OP- sending you good karma.
I have learned in life that just when you feel you are being backed into a corner- there is ALWAYS an obvious route out, if you look around to find it. So if you and your folks have decided that U Mass and then transfer is your only option- great. Go to U Mass (commit TODAY) as everyone else has urged, blow the cover off the ball, and perhaps then your route out is just to stay at U Mass. Or try for a transfer, but at least you’ve gotten a year of college under your belt.
Or- if your folks think a gap year is your only option- great. Call U Mass- TOMORROW-- and ask them if you can hold your spot for a year (just so in case the schools which have already rejected you reject you again you still have a seat available). Then figure out with your parents a productive year and re-apply. And take a look at an entirely different set of New England colleges. Your new matches might be U Hartford, Simmons, Wheaton. Your new safeties might be Endicott, Stonehill (work with your guidance counselor to make sure you are categorizing these appropriately- I’m just throwing out names here.) Your parents can then sit with this… if NONE of the new colleges on the list have the “oomph” of U Mass with your current offer, then the grinding on the non-offer from Northeastern might end and you can all get back to reality.
I think you and your parents have learned something from this process- and unlike other posters, I don’t believe that your disability has ANYTHING to do with the rejections, wait lists, etc. I think you’ve gotten an education that first and foremost-- the colleges you applied to are academic institutions. period. And your B in physics, and B+ or A- in bio, and what I’m sure looks like some struggles in math or being behind the curve in math in terms of rigor-- are way more important than observing live surgeries, learning from Nobel Prize Laureates in Medicine, etc.
You are very accomplished, no doubt. But your transcript (the most important part of your application- more important than Senior Class rep, congress of Future Medical Leaders, etc.-- was the key here. And with no standardized test scores (a 780 in math would have gone a long way in reassuring an adcom that your core quant skills are solid), it was easier to reject you (or waitlist you) than to try and figure out if you could hack calculus and organic chemistry, alongside your classmates.

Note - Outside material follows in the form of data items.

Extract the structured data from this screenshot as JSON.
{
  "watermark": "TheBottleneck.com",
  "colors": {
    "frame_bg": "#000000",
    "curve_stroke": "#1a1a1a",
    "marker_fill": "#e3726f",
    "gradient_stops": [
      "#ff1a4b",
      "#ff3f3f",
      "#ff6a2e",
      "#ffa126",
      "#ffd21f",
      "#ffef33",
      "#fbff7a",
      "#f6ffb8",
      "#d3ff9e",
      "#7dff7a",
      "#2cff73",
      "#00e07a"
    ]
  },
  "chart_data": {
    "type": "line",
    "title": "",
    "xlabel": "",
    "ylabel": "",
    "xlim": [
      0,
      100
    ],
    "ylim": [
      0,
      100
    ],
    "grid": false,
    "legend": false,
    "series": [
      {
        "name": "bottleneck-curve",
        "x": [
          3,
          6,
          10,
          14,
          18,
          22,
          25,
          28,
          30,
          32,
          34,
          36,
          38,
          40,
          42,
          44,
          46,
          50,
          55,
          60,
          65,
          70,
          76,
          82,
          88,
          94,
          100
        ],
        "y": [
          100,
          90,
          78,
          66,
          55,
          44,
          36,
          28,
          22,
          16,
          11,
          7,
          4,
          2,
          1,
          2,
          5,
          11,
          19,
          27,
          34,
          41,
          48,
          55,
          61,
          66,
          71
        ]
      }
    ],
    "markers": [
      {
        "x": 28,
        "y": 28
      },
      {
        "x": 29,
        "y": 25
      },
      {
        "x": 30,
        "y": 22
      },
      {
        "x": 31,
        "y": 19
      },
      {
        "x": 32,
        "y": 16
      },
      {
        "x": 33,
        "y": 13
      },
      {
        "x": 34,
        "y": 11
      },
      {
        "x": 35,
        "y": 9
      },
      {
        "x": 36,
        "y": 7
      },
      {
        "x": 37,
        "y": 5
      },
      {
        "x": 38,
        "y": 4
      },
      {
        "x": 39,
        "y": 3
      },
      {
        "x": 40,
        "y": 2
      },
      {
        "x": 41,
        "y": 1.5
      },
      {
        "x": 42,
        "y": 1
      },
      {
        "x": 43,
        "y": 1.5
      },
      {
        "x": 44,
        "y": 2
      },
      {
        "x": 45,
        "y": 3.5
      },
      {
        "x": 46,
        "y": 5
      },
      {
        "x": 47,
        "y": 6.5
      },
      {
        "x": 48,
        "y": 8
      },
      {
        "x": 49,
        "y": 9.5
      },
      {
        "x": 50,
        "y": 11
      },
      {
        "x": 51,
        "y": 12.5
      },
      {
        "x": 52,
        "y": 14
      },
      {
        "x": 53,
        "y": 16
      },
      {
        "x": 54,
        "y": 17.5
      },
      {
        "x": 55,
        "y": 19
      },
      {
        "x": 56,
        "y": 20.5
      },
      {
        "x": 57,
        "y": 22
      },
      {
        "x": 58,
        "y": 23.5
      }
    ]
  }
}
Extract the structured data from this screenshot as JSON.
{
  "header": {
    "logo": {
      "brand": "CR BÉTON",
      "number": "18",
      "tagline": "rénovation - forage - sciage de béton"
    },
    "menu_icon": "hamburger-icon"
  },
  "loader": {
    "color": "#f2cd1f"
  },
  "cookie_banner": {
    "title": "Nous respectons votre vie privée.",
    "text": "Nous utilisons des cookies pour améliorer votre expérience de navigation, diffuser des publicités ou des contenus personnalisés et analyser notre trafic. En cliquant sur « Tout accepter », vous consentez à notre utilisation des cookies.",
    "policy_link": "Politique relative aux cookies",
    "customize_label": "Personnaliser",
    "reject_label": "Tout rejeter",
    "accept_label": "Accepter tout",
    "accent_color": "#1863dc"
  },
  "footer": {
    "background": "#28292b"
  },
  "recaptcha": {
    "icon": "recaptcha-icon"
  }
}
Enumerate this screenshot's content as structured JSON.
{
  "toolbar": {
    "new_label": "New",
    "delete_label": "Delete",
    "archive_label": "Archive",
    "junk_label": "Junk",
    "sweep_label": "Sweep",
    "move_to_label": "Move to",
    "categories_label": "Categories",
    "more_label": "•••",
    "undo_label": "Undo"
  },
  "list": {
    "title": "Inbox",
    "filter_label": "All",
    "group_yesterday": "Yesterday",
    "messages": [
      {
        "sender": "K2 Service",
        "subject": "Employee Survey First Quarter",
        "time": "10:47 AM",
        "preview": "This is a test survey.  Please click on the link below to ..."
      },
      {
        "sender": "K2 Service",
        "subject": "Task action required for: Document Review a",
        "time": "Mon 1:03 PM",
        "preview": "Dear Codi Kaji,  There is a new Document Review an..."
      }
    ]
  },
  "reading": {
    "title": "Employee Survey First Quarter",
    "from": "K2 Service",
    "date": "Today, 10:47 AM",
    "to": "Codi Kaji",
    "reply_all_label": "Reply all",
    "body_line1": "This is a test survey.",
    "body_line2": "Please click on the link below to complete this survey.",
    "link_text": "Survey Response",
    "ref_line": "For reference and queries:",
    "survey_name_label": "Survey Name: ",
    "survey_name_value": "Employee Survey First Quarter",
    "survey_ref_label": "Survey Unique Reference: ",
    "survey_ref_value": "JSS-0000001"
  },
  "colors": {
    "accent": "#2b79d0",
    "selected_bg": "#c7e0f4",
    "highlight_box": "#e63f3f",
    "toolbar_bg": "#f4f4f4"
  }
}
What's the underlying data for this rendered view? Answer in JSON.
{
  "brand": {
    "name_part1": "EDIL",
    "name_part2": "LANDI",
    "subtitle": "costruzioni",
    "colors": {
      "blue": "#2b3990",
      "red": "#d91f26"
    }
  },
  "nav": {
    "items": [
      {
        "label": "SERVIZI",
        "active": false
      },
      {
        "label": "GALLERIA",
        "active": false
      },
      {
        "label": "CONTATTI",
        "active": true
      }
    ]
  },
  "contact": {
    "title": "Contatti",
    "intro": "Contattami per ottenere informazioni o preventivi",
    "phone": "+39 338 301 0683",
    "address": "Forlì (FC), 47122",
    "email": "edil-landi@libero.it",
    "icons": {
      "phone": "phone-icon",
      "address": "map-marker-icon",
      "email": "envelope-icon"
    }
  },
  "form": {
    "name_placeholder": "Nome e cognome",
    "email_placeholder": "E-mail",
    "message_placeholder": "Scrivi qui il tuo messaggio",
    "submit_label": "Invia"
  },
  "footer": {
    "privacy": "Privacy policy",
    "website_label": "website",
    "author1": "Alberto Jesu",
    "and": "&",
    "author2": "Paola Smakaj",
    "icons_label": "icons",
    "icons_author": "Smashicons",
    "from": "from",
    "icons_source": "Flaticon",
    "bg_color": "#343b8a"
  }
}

I’m sorry if this stings. But you got bad advice upfront with your list, and I’d hate to see you waste another year with equally bad advice.
I know kids in real life who have a string of awards and have done research at prestigious places with famous people. And their parents are incredulous that they are getting rejected from their match schools, and even a few “safety” schools. And they want answers. And the answers aren’t exotic or hard to parse. A kid who opted not to take the most rigorous curriculum at their HS so they’d have time for their EC’s (it takes time to commute to a research lab, etc.) is not going to “present” as well as a kid with Calc BC, AP Physics etc.
It might not be fair, and it might be a horrible flaw in the admissions system, but the kinds of colleges you applied to do not see themselves as being in the “remedial ed” business. And for a prospective STEM major (forget the pre-med part for a minute) , covering off the basics of bio, chem, physics and math at the most rigorous level, and doing well in them-- is what it takes.
U Mass clearly understands both your passions and your strengths- your offer there is evidence of that. The private U’s? Your transcript probably confused them, so they moved on.
I am NOT telling you that won’t end up in Med school if you decide that’s what you want. There are plenty of doctors out there with wonderful careers who struggled in math in HS. But if you were my kid- I’d be encouraging you to take the obvious option- U Mass-- and not try and reinvent the wheel with a gap year.
Hugs to you. I know you are going to do great things.